Jesus is still with them, but he’s preparing them for the fact that he will soon be arrested and killed. Jesus is helping his friends get their heads around the fact that he is not going to be with them in the same way anymore.

I think Jesus’ disciples are quite worried and upset because he’s going to be leaving them. But Jesus is explaining that he will never REALLY leave them. He explains to Philip and the others that he and God the Father are One.

The God they probably thought of as above all and far away has come close to them in Jesus of Nazareth. Jesus was not just a human being – but he was God’s very presence in the world – because Jesus and God the Father are One.

Jesus goes on to hint at what the church would later come to call the Trinity – the idea that Father, Son, and Holy Spirit are three persons, but One God. And when Jesus is no longer physically present in the world, he promises that God will send the Holy Spirit to be with them (and with us). God isn’t leaving them, but God is going to be with them in a new and wonderful way.

We know that Jesus’ promise of the gift of the Holy Spirit was fulfilled. On the Day of Pentecost, the Holy Spirit was poured out on the disciples like wind and fire, and then God was present and active in their bodies, in their words, and in their love for the world, just as God had been present in Jesus’ body, in his words, in his actions, and in his love.

The line in this passage that always jumps out at me is the one where Jesus tells his disciples that with the Spirit’s help, they will do even greater things than he did. Imagine that!

Jesus did some really amazing things in his life and ministry. Do you remember some of them? (multiplying food, walking on water, healing people from diseases, raising people from the dead, loving and welcoming people who were hated by others or left out, challenging powerful people to change their ways…)

And Jesus tells his disciples that with the power of the Holy Spirit in our lives, we will do even greater things than he did! Through the Spirit, God has blessed us with many different gifts to share, with hearts to love, and with voices and hands and bodies to use to share God’s love.

Now, I know for sure that I can’t do greater things than Jesus did all by myself. I do have a few gifts and I’m good at some stuff, but I’m no Jesus! You probably feel the same way I do. You can’t imagine doing the kinds of things that Jesus did.

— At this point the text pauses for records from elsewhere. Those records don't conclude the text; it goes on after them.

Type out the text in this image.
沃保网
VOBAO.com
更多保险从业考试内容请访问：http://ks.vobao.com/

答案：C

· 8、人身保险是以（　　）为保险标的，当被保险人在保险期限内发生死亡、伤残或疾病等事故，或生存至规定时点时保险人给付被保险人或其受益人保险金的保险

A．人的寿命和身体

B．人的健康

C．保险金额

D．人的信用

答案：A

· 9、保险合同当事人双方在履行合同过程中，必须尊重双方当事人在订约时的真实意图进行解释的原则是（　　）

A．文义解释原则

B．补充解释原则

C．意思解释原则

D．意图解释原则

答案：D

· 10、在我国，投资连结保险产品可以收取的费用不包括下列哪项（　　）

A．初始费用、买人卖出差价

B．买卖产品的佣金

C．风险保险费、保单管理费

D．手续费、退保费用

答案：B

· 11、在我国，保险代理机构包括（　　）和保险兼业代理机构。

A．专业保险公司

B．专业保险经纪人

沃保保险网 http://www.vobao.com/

But Jesus didn’t ask his followers to do miracles on their own. He called them together into communities of faith and love, and he gifted us with the Holy Spirit so that TOGETHER as the CHURCH we can do even greater things than he did.

And I don’t just mean First Presbyterian Church, or The Presbyterian Church in Canada. I mean the whole church, including all Christians all across Canada and around the world. Together, with the Spirit’s help we can tell the good news about Jesus to all people, and share food with the hungry, and heal and help people who are sick, and work for peace and justice for everyone, and care for Creation, and bring hope and joy to the world.

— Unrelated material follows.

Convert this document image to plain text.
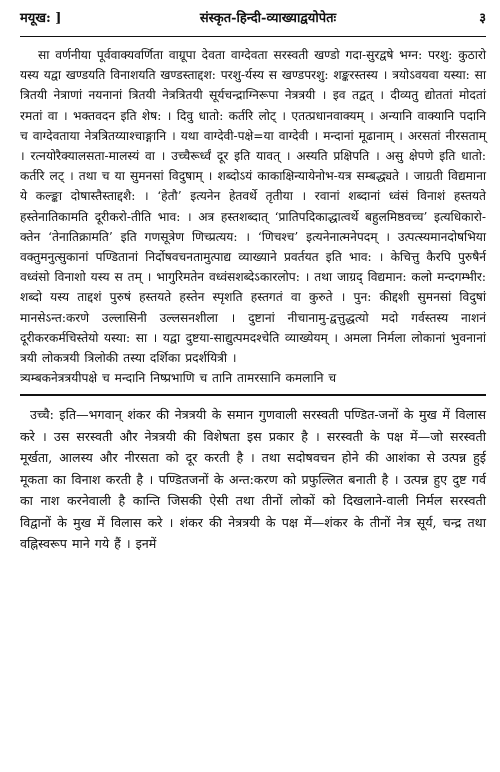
मयूख: ]	संस्कृत-हिन्दी-व्याख्याद्वयोपेतः	३

सा वर्णनीया पूर्ववाक्यवर्णिता वाग्रूपा देवता वाग्देवता सरस्वती खण्डो गदा-सुरद्वषे भग्न: परशु: कुठारो यस्य यद्वा खण्डयति विनाशयति खण्डस्ताद्दश: परशु-र्यस्य स खण्डपरशु: शङ्करस्तस्य । त्रयोऽवयवा यस्या: सा त्रितयी नेत्राणां नयनानां त्रितयी नेत्रत्रितयी सूर्यचन्द्राग्निरूपा नेत्रत्रयी । इव तद्वत् । दीव्यतु द्योततां मोदतां रमतां वा । भक्तवदन इति शेष: । दिवु धातो: कर्तरि लोट् । एतत्प्रधानवाक्यम् । अन्यानि वाक्यानि पदानि च वाग्देवताया नेत्रत्रितय्याश्चाङ्गानि । यथा वाग्देवी-पक्षे=या वाग्देवी । मन्दानां मूढानाम् । अरसतां नीरसताम् । रत्नयोरैक्यालसता-मालस्यं वा । उच्चैरूर्ध्वं दूर इति यावत् । अस्यति प्रक्षिपति । असु क्षेपणे इति धातो: कर्तरि लट् । तथा च या सुमनसां विदुषाम् । शब्दोऽयं काकाक्षिन्यायेनोभ-यत्र सम्बद्ध्यते । जाग्रती विद्यमाना ये कल्ङ्का दोषास्तैस्ताद्दशै: । ‘हेतौ’ इत्यनेन हेतवर्थे तृतीया । रवानां शब्दानां ध्वंसं विनाशं हस्तयते हस्तेनातिकामति दूरीकरो-तीति भाव: । अत्र हस्तशब्दात् ‘प्रातिपदिकाद्धात्वर्थे बहुलमिष्ठवच्च’ इत्यधिकारो-क्तेन ‘तेनातिक्रामति’ इति गणसूत्रेण णिच्प्रत्यय: । ‘णिचश्च’ इत्यनेनात्मनेपदम् । उत्पत्स्यमानदोषभिया वक्तुमनुत्सुकानां पण्डितानां निर्दोषवचनतामुत्पाद्य व्याख्याने प्रवर्तयत इति भाव: । केचित्तु कैरपि पुरुषैर्न वध्वंसो विनाशो यस्य स तम् । भागुरिमतेन वध्वंसशब्देऽकारलोप: । तथा जाग्रद् विद्यमान: कलो मन्दगम्भीर: शब्दो यस्य ताद्दशं पुरुषं हस्तयते हस्तेन स्पृशति हस्तगतं वा कुरुते । पुन: कीद्दशी सुमनसां विदुषां मानसेऽन्त:करणे उल्लासिनी उल्लसनशीला । दुष्टानां नीचानामु-द्वत्तुद्धत्यो मदो गर्वस्तस्य नाशनं दूरीकरकर्मचिस्तेयो यस्या: सा । यद्वा दुष्टया-साद्युत्पमदश्चेति व्याख्येयम् । अमला निर्मला लोकानां भुवनानां त्रयी लोकत्रयी त्रिलोकी तस्या दर्शिका प्रदर्शयित्री ।

त्र्यम्बकनेत्रत्रयीपक्षे च मन्दानि निष्प्रभाणि च तानि तामरसानि कमलानि च

उच्चै: इति—भगवान् शंकर की नेत्रत्रयी के समान गुणवाली सरस्वती पण्डित-जनों के मुख में विलास करे । उस सरस्वती और नेत्रत्रयी की विशेषता इस प्रकार है । सरस्वती के पक्ष में—जो सरस्वती मूर्खता, आलस्य और नीरसता को दूर करती है । तथा सदोषवचन होने की आशंका से उत्पन्न हुई मूकता का विनाश करती है । पण्डितजनों के अन्त:करण को प्रफुल्लित बनाती है । उत्पन्न हुए दुष्ट गर्व का नाश करनेवाली है कान्ति जिसकी ऐसी तथा तीनों लोकों को दिखलाने-वाली निर्मल सरस्वती विद्वानों के मुख में विलास करे । शंकर की नेत्रत्रयी के पक्ष में—शंकर के तीनों नेत्र सूर्य, चन्द्र तथा वह्निस्वरूप माने गये हैं । इनमें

During the Easter school break, some of our youth spent some pretty intense time together at the church. They used their gifts, time, and talent to do a pretty great thing in the basement under the sanctuary. They painted the walls and added a colourful mural to brighten the space for the 12-step groups that use that room almost every day of the week.

And they also spent time with me and Sumi delving deeply into their faith and exploring what it means to be a member of the church. It doesn’t mean that these young people know everything there is to know about God, Jesus, the Holy Spirit or the church. None of us do!

But like many of older folks here today, they’ve decided that following Jesus with their lives is something they want to do, and becoming professing members of the church is an important step on that journey.

I have no doubt that these young people are all going to do great things in their lives of faith. Individually, they won’t be as great as Jesus. But together with each other, with First Church, and with the church throughout the world… And with the power of the Holy Spirit, I trust Jesus’ promise that they will do even greater things.